The microlensing method looks for the effects of gravity on the light from a star. It is a good way of finding objects that are very faint.
Gravity is the result of mass warping and curving the fabric of time and space. You can think of it like a bowling ball on a trampoline. The ball will distort the material.
Light travels in a straight line. Gravitational lensing takes place when light follows the curve of the fabric of time and space. The light is bent and focused. The result is like looking through a huge magnifying glass. Really massive objects like black holes, produce the biggest effect. However, less massive objects like stars and planets can also cause a small effect, called microlensing.

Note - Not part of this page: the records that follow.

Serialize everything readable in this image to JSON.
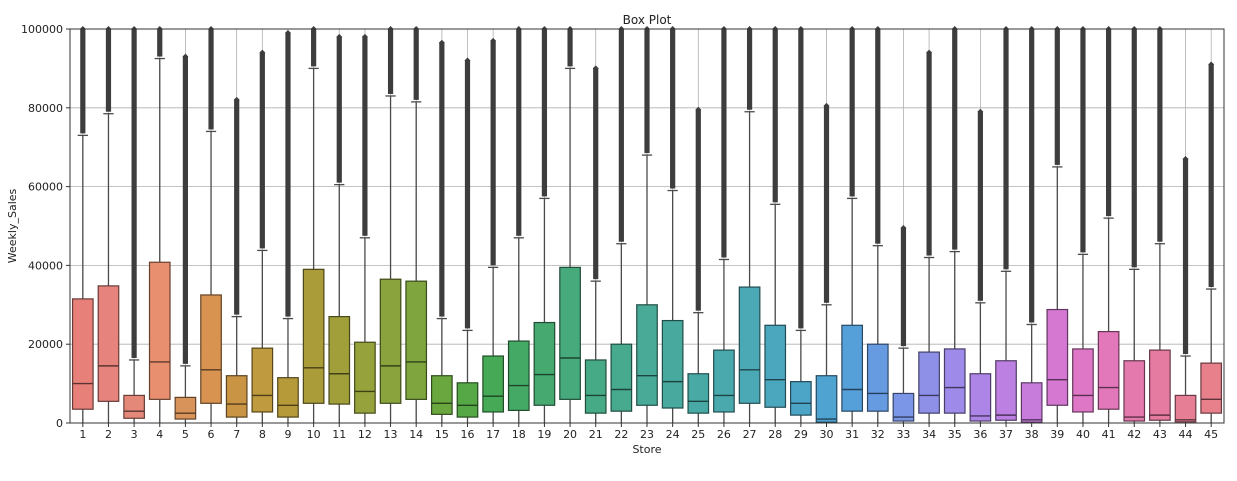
{
  "chart_data": {
    "type": "box",
    "title": "Box Plot",
    "xlabel": "Store",
    "ylabel": "Weekly_Sales",
    "ylim": [
      0,
      100000
    ],
    "y_ticks": [
      0,
      20000,
      40000,
      60000,
      80000,
      100000
    ],
    "y_tick_labels": [
      "0",
      "20000",
      "40000",
      "60000",
      "80000",
      "100000"
    ],
    "grid": true,
    "stores": [
      {
        "label": "1",
        "color": "#e8807a",
        "q1": 3500,
        "median": 10000,
        "q3": 31500,
        "whisker_high": 73000,
        "outlier_top": 100000
      },
      {
        "label": "2",
        "color": "#e6837c",
        "q1": 5500,
        "median": 14500,
        "q3": 34800,
        "whisker_high": 78500,
        "outlier_top": 100000
      },
      {
        "label": "3",
        "color": "#e4887a",
        "q1": 1200,
        "median": 3000,
        "q3": 7000,
        "whisker_high": 16000,
        "outlier_top": 100000
      },
      {
        "label": "4",
        "color": "#e78f6f",
        "q1": 6000,
        "median": 15500,
        "q3": 40800,
        "whisker_high": 92500,
        "outlier_top": 100000
      },
      {
        "label": "5",
        "color": "#d8935a",
        "q1": 1000,
        "median": 2500,
        "q3": 6500,
        "whisker_high": 14500,
        "outlier_top": 93000
      },
      {
        "label": "6",
        "color": "#d89350",
        "q1": 5000,
        "median": 13500,
        "q3": 32500,
        "whisker_high": 74000,
        "outlier_top": 100000
      },
      {
        "label": "7",
        "color": "#c99544",
        "q1": 1500,
        "median": 4800,
        "q3": 12000,
        "whisker_high": 27000,
        "outlier_top": 82000
      },
      {
        "label": "8",
        "color": "#bf9a3e",
        "q1": 2800,
        "median": 7000,
        "q3": 19000,
        "whisker_high": 43800,
        "outlier_top": 94000
      },
      {
        "label": "9",
        "color": "#b69a3a",
        "q1": 1500,
        "median": 4500,
        "q3": 11500,
        "whisker_high": 26500,
        "outlier_top": 99000
      },
      {
        "label": "10",
        "color": "#ab9c3a",
        "q1": 5000,
        "median": 14000,
        "q3": 39000,
        "whisker_high": 90000,
        "outlier_top": 100000
      },
      {
        "label": "11",
        "color": "#a09f3a",
        "q1": 4800,
        "median": 12500,
        "q3": 27000,
        "whisker_high": 60500,
        "outlier_top": 98000
      },
      {
        "label": "12",
        "color": "#96a23c",
        "q1": 2500,
        "median": 8000,
        "q3": 20500,
        "whisker_high": 47000,
        "outlier_top": 98000
      },
      {
        "label": "13",
        "color": "#8aa33c",
        "q1": 5000,
        "median": 14500,
        "q3": 36500,
        "whisker_high": 83000,
        "outlier_top": 100000
      },
      {
        "label": "14",
        "color": "#7ea53e",
        "q1": 6000,
        "median": 15500,
        "q3": 36000,
        "whisker_high": 81500,
        "outlier_top": 100000
      },
      {
        "label": "15",
        "color": "#6aa73e",
        "q1": 2200,
        "median": 5000,
        "q3": 12000,
        "whisker_high": 26500,
        "outlier_top": 96500
      },
      {
        "label": "16",
        "color": "#55a845",
        "q1": 1500,
        "median": 4500,
        "q3": 10200,
        "whisker_high": 23500,
        "outlier_top": 92000
      },
      {
        "label": "17",
        "color": "#46a956",
        "q1": 2800,
        "median": 6800,
        "q3": 17000,
        "whisker_high": 39500,
        "outlier_top": 97000
      },
      {
        "label": "18",
        "color": "#44a964",
        "q1": 3200,
        "median": 9500,
        "q3": 20800,
        "whisker_high": 47000,
        "outlier_top": 100000
      },
      {
        "label": "19",
        "color": "#45a970",
        "q1": 4500,
        "median": 12300,
        "q3": 25500,
        "whisker_high": 57000,
        "outlier_top": 100000
      },
      {
        "label": "20",
        "color": "#46aa7c",
        "q1": 6000,
        "median": 16500,
        "q3": 39500,
        "whisker_high": 90000,
        "outlier_top": 100000
      },
      {
        "label": "21",
        "color": "#46aa86",
        "q1": 2500,
        "median": 7000,
        "q3": 16000,
        "whisker_high": 36000,
        "outlier_top": 90000
      },
      {
        "label": "22",
        "color": "#47aa8f",
        "q1": 3000,
        "median": 8500,
        "q3": 20000,
        "whisker_high": 45500,
        "outlier_top": 100000
      },
      {
        "label": "23",
        "color": "#48aa97",
        "q1": 4500,
        "median": 12000,
        "q3": 30000,
        "whisker_high": 68000,
        "outlier_top": 100000
      },
      {
        "label": "24",
        "color": "#48aa9e",
        "q1": 3800,
        "median": 10500,
        "q3": 26000,
        "whisker_high": 59000,
        "outlier_top": 100000
      },
      {
        "label": "25",
        "color": "#49aaa5",
        "q1": 2500,
        "median": 5500,
        "q3": 12500,
        "whisker_high": 28000,
        "outlier_top": 79500
      },
      {
        "label": "26",
        "color": "#4aa9ad",
        "q1": 2800,
        "median": 7000,
        "q3": 18500,
        "whisker_high": 41500,
        "outlier_top": 100000
      },
      {
        "label": "27",
        "color": "#4ba8b5",
        "q1": 5000,
        "median": 13500,
        "q3": 34500,
        "whisker_high": 79000,
        "outlier_top": 100000
      },
      {
        "label": "28",
        "color": "#4ba7bd",
        "q1": 4000,
        "median": 11000,
        "q3": 24800,
        "whisker_high": 55500,
        "outlier_top": 100000
      },
      {
        "label": "29",
        "color": "#4ca5c6",
        "q1": 2000,
        "median": 5000,
        "q3": 10500,
        "whisker_high": 23500,
        "outlier_top": 100000
      },
      {
        "label": "30",
        "color": "#4fa3d1",
        "q1": 200,
        "median": 1000,
        "q3": 12000,
        "whisker_high": 30000,
        "outlier_top": 80500
      },
      {
        "label": "31",
        "color": "#56a0da",
        "q1": 3000,
        "median": 8500,
        "q3": 24800,
        "whisker_high": 57000,
        "outlier_top": 100000
      },
      {
        "label": "32",
        "color": "#669be1",
        "q1": 3000,
        "median": 7500,
        "q3": 20000,
        "whisker_high": 45000,
        "outlier_top": 100000
      },
      {
        "label": "33",
        "color": "#7b96e6",
        "q1": 500,
        "median": 1500,
        "q3": 7500,
        "whisker_high": 19000,
        "outlier_top": 49500
      },
      {
        "label": "34",
        "color": "#8e90e8",
        "q1": 2500,
        "median": 7000,
        "q3": 18000,
        "whisker_high": 42000,
        "outlier_top": 94000
      },
      {
        "label": "35",
        "color": "#9e8ae8",
        "q1": 2500,
        "median": 9000,
        "q3": 18800,
        "whisker_high": 43500,
        "outlier_top": 100000
      },
      {
        "label": "36",
        "color": "#ad85e6",
        "q1": 500,
        "median": 1800,
        "q3": 12500,
        "whisker_high": 30500,
        "outlier_top": 79000
      },
      {
        "label": "37",
        "color": "#bb80e2",
        "q1": 700,
        "median": 2000,
        "q3": 15800,
        "whisker_high": 38500,
        "outlier_top": 100000
      },
      {
        "label": "38",
        "color": "#c77cdc",
        "q1": 200,
        "median": 800,
        "q3": 10200,
        "whisker_high": 25000,
        "outlier_top": 100000
      },
      {
        "label": "39",
        "color": "#d478d2",
        "q1": 4500,
        "median": 11000,
        "q3": 28800,
        "whisker_high": 65000,
        "outlier_top": 100000
      },
      {
        "label": "40",
        "color": "#dd77c6",
        "q1": 2800,
        "median": 7000,
        "q3": 18800,
        "whisker_high": 42800,
        "outlier_top": 100000
      },
      {
        "label": "41",
        "color": "#e277ba",
        "q1": 3500,
        "median": 9000,
        "q3": 23200,
        "whisker_high": 52000,
        "outlier_top": 100000
      },
      {
        "label": "42",
        "color": "#e479ad",
        "q1": 500,
        "median": 1500,
        "q3": 15800,
        "whisker_high": 39000,
        "outlier_top": 100000
      },
      {
        "label": "43",
        "color": "#e57ba1",
        "q1": 700,
        "median": 2000,
        "q3": 18500,
        "whisker_high": 45500,
        "outlier_top": 100000
      },
      {
        "label": "44",
        "color": "#e67e96",
        "q1": 300,
        "median": 800,
        "q3": 7000,
        "whisker_high": 17000,
        "outlier_top": 67000
      },
      {
        "label": "45",
        "color": "#e7808b",
        "q1": 2500,
        "median": 6000,
        "q3": 15200,
        "whisker_high": 34000,
        "outlier_top": 91000
      }
    ]
  }
}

We see microlensing events when the gravity of an exoplanet and its star acts like a lens. As the planet and its star pass between Earth and a more distant star, light from the more distant star is bent and magnified.
If the nearer star has an exoplanet, then the planet's gravity will add to the lensing effect. It will create a specific 'blip' in the light from the distant star.
This method requires the 2 stars to be almost exactly aligned as seen from Earth. For individual stars, the chances of this are very low. These alignments are once-in-a-lifetime events and only last for days or sometimes weeks. So to find an exoplanet, we must monitor a huge number of stars. The chances of success increase if we look for planets between Earth and the centre of the Milky Way. This is because there are more background stars towards the centre of the galaxy.
According to NASA's Exoplanet Census, about 3% of known exoplanets were found using microlensing.